I went on to college and she dropped out of high school but began bartending and had relationships etc etc. The drinking was getting worse but she was still my friend. The past few years it got to the worst point its been, she had tried to commit suicide several times before and was never successful so I always had it in my mind Ide wake up to a text telling me she was gone. Our communication has been sporadic recently, because I had gotten tired of her drinking and trying to help her to no avail and every time we would talk she would be drinking or would pass out on the phone so I told her I couldn't speak to her anymore until she genuinely tried to stop drinking.
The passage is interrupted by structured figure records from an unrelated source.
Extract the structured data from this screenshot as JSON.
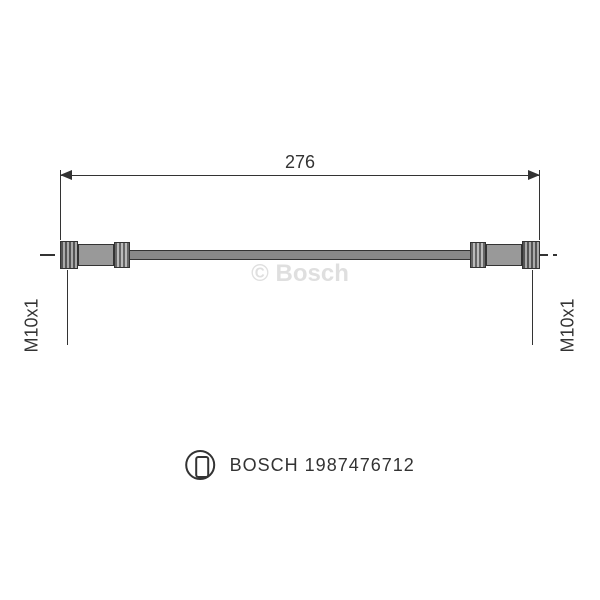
{
  "diagram": {
    "type": "technical-drawing",
    "part_type": "brake-hose",
    "length_mm": 276,
    "length_label": "276",
    "thread_left": "M10x1",
    "thread_right": "M10x1",
    "colors": {
      "background": "#ffffff",
      "line": "#333333",
      "hose_fill": "#888888",
      "fitting_fill": "#999999",
      "watermark": "rgba(150,150,150,0.3)"
    },
    "font_sizes": {
      "dimension": 18,
      "thread": 18,
      "brand": 18,
      "watermark": 24
    }
  },
  "brand": {
    "name": "BOSCH",
    "part_number": "1987476712",
    "display": "BOSCH 1987476712",
    "watermark": "© Bosch"
  }
}
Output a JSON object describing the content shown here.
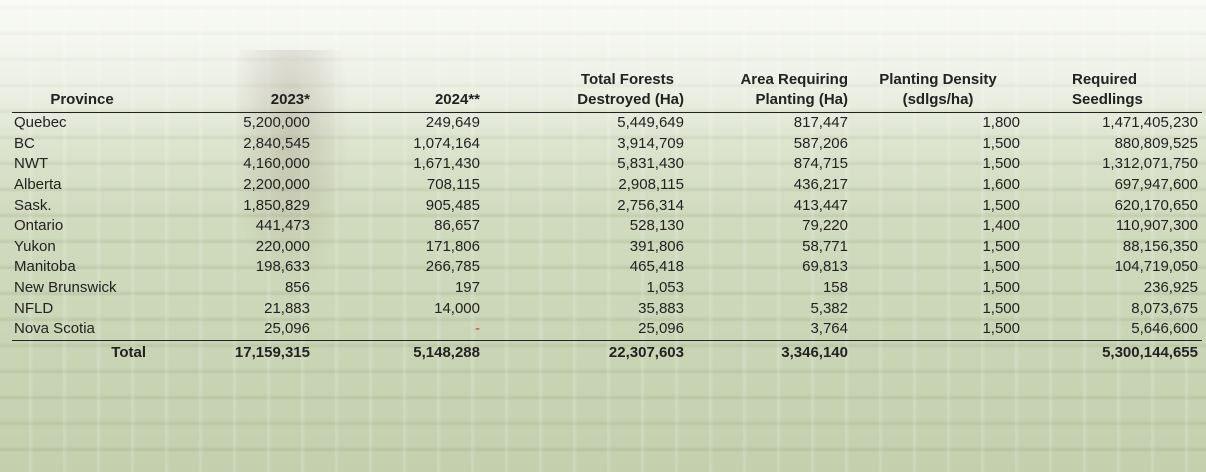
{
  "headers": {
    "province": "Province",
    "y2023": "2023*",
    "y2024": "2024**",
    "total_forests_line1": "Total Forests",
    "total_forests_line2": "Destroyed (Ha)",
    "area_requiring_line1": "Area Requiring",
    "area_requiring_line2": "Planting (Ha)",
    "planting_density_line1": "Planting Density",
    "planting_density_line2": "(sdlgs/ha)",
    "required_seedlings_line1": "Required",
    "required_seedlings_line2": "Seedlings"
  },
  "rows": [
    {
      "province": "Quebec",
      "y2023": "5,200,000",
      "y2024": "249,649",
      "total_destroyed": "5,449,649",
      "area_requiring": "817,447",
      "density": "1,800",
      "seedlings": "1,471,405,230"
    },
    {
      "province": "BC",
      "y2023": "2,840,545",
      "y2024": "1,074,164",
      "total_destroyed": "3,914,709",
      "area_requiring": "587,206",
      "density": "1,500",
      "seedlings": "880,809,525"
    },
    {
      "province": "NWT",
      "y2023": "4,160,000",
      "y2024": "1,671,430",
      "total_destroyed": "5,831,430",
      "area_requiring": "874,715",
      "density": "1,500",
      "seedlings": "1,312,071,750"
    },
    {
      "province": "Alberta",
      "y2023": "2,200,000",
      "y2024": "708,115",
      "total_destroyed": "2,908,115",
      "area_requiring": "436,217",
      "density": "1,600",
      "seedlings": "697,947,600"
    },
    {
      "province": "Sask.",
      "y2023": "1,850,829",
      "y2024": "905,485",
      "total_destroyed": "2,756,314",
      "area_requiring": "413,447",
      "density": "1,500",
      "seedlings": "620,170,650"
    },
    {
      "province": "Ontario",
      "y2023": "441,473",
      "y2024": "86,657",
      "total_destroyed": "528,130",
      "area_requiring": "79,220",
      "density": "1,400",
      "seedlings": "110,907,300"
    },
    {
      "province": "Yukon",
      "y2023": "220,000",
      "y2024": "171,806",
      "total_destroyed": "391,806",
      "area_requiring": "58,771",
      "density": "1,500",
      "seedlings": "88,156,350"
    },
    {
      "province": "Manitoba",
      "y2023": "198,633",
      "y2024": "266,785",
      "total_destroyed": "465,418",
      "area_requiring": "69,813",
      "density": "1,500",
      "seedlings": "104,719,050"
    },
    {
      "province": "New Brunswick",
      "y2023": "856",
      "y2024": "197",
      "total_destroyed": "1,053",
      "area_requiring": "158",
      "density": "1,500",
      "seedlings": "236,925"
    },
    {
      "province": "NFLD",
      "y2023": "21,883",
      "y2024": "14,000",
      "total_destroyed": "35,883",
      "area_requiring": "5,382",
      "density": "1,500",
      "seedlings": "8,073,675"
    },
    {
      "province": "Nova Scotia",
      "y2023": "25,096",
      "y2024": "-",
      "total_destroyed": "25,096",
      "area_requiring": "3,764",
      "density": "1,500",
      "seedlings": "5,646,600"
    }
  ],
  "total": {
    "label": "Total",
    "y2023": "17,159,315",
    "y2024": "5,148,288",
    "total_destroyed": "22,307,603",
    "area_requiring": "3,346,140",
    "density": "",
    "seedlings": "5,300,144,655"
  },
  "colors": {
    "dash": "#e03030",
    "text": "#222222"
  }
}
5 days ago she texted me trying to reach out to me and I was angry because she had asked my mom for money behind my back (in my mind to fuel her addiction) and instead of being nice I confronted her about it and she apologized and said everyone had abandoned her and I told her to maybe think about why that was, and that her drinking is the issue and maybe she needed to reevaluate her life. She told me she loved me and I was still her bestfriend but she didnt expect me to act like this and said maybe we needed some distance and hopefully we could talk soon and I said thats her decision. 5 days later she went to the hospital and died from a massive heart attack and organ failure due to alcohol. Her aunt sent me a picture of her in the hospital and she was completely yellow/green something I thought I would have never seen in my life. .I never got to say good bye and the last conversation we had was me being frustrated with her and now Ill be going to spread her ashes this weekend. My heart is broken.
Thank you so much everyone for the kind words, I haven't really reached out to anyone in my own life to talk about this as its very hard for me to be vulnerable and ask for help so I deeply appreciate all these comments, it has made my day a little bit easier.